Etrangement, les sources bibliographiques sur lesquelles nous nous étions appuyé, particulièrement disertes sur les différentes fonctions du rituel que nous avions distinguées jusqu’alors, laissent dans l’ombre cette dernière approche. A plusieurs reprises, Arnold Van Gennep mentionne bien l’existence d’apprentissages pendant les périodes liminaires ou préliminaires de tel ou tel rite, mais sans véritablement s’intéresser à leurs contenus précis ou à leurs modalités de construction qui paraissent aller de soi. Ainsi, la transmission des rites semble en premier lieu relever de l’enculturation, incidemment de l’acculturation.
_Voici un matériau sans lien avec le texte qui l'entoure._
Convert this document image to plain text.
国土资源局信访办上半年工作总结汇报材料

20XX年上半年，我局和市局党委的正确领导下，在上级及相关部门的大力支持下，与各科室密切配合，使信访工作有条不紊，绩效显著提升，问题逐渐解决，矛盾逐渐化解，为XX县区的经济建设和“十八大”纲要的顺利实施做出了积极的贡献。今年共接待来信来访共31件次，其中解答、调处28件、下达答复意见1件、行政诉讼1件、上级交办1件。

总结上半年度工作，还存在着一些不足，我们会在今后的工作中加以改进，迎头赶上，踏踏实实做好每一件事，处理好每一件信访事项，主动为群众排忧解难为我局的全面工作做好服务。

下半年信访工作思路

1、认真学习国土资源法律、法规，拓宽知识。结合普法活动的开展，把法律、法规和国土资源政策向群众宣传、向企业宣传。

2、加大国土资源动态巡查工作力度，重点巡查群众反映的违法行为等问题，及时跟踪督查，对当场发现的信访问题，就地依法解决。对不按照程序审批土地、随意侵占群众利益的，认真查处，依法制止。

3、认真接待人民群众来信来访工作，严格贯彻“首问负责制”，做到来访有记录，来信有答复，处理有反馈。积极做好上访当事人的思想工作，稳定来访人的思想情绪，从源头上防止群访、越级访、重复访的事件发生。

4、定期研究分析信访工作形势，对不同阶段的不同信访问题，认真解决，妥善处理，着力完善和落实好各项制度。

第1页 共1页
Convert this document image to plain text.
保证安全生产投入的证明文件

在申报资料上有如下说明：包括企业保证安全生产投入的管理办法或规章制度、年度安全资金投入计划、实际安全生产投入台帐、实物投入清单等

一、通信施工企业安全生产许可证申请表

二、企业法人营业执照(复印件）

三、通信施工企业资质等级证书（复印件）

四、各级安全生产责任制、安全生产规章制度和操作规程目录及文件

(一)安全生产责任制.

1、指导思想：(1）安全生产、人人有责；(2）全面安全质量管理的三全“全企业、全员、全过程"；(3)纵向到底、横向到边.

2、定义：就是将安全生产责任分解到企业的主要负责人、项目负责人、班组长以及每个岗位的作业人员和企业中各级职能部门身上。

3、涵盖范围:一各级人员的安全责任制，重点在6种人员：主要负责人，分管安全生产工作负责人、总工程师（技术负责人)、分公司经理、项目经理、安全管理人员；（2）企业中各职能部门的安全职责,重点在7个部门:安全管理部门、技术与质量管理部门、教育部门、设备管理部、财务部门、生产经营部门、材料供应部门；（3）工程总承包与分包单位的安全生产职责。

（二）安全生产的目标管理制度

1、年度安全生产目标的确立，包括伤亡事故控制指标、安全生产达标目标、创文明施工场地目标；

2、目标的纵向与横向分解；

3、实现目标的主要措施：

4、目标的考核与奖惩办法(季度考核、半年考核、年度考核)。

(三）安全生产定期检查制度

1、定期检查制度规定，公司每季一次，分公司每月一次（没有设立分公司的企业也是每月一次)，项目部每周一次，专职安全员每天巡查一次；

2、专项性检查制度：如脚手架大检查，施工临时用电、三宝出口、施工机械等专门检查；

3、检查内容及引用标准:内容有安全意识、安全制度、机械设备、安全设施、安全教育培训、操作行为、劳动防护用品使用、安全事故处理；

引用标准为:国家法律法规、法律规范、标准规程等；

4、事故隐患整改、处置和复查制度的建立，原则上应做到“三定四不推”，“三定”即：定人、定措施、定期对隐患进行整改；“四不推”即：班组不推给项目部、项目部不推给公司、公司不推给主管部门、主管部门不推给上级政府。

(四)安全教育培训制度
Par ailleurs, nous pouvons considérer comme recevable que plus le rituel à transmettre sera complexe, plus la problématique de sa transmission par la culture sera prégnante. Or, l’assimilation de traits culturels factuels qui constitue par conséquent le passage obligé de cette transmission, que ce soit dans la prime enfance lorsqu’il s’agit de la culture maternelle ou à tout stade de la vie dans le cadre d’une rencontre avec une autre culture, de par son caractère autant informel que formel, nous paraît prendre principalement pour vecteur processuel la faculté d’imitation à partir de modèles de comportement. « Les premiers rituels, les premières traditions, les danses, les peintures corporelles sont les témoins du rôle initial et sans doute princeps que les premiers comportements imitatifs ont dû jouer dans l’organisation des civilisations humaines primitives. » (Baudonnière, 1997, p. 103-104). Cette relation est d’ailleurs corroborée dans le contexte qui nous intéresse par la description de la procédure d’enseignement privilégiée par les arts martiaux traditionnels japonais que nous avons été amené à transcrire dans notre premier chapitre de partie. Ceci nous semble particulièrement important dans la mesure où l’on ne peut prétendre explorer les multiples fonctions du rituel sans nous intéresser à celle, essentielle, qui régit sa perpétuation dans le temps et dans l’espace, sa survie et sa croissance pourrait-on traduire métaphoriquement.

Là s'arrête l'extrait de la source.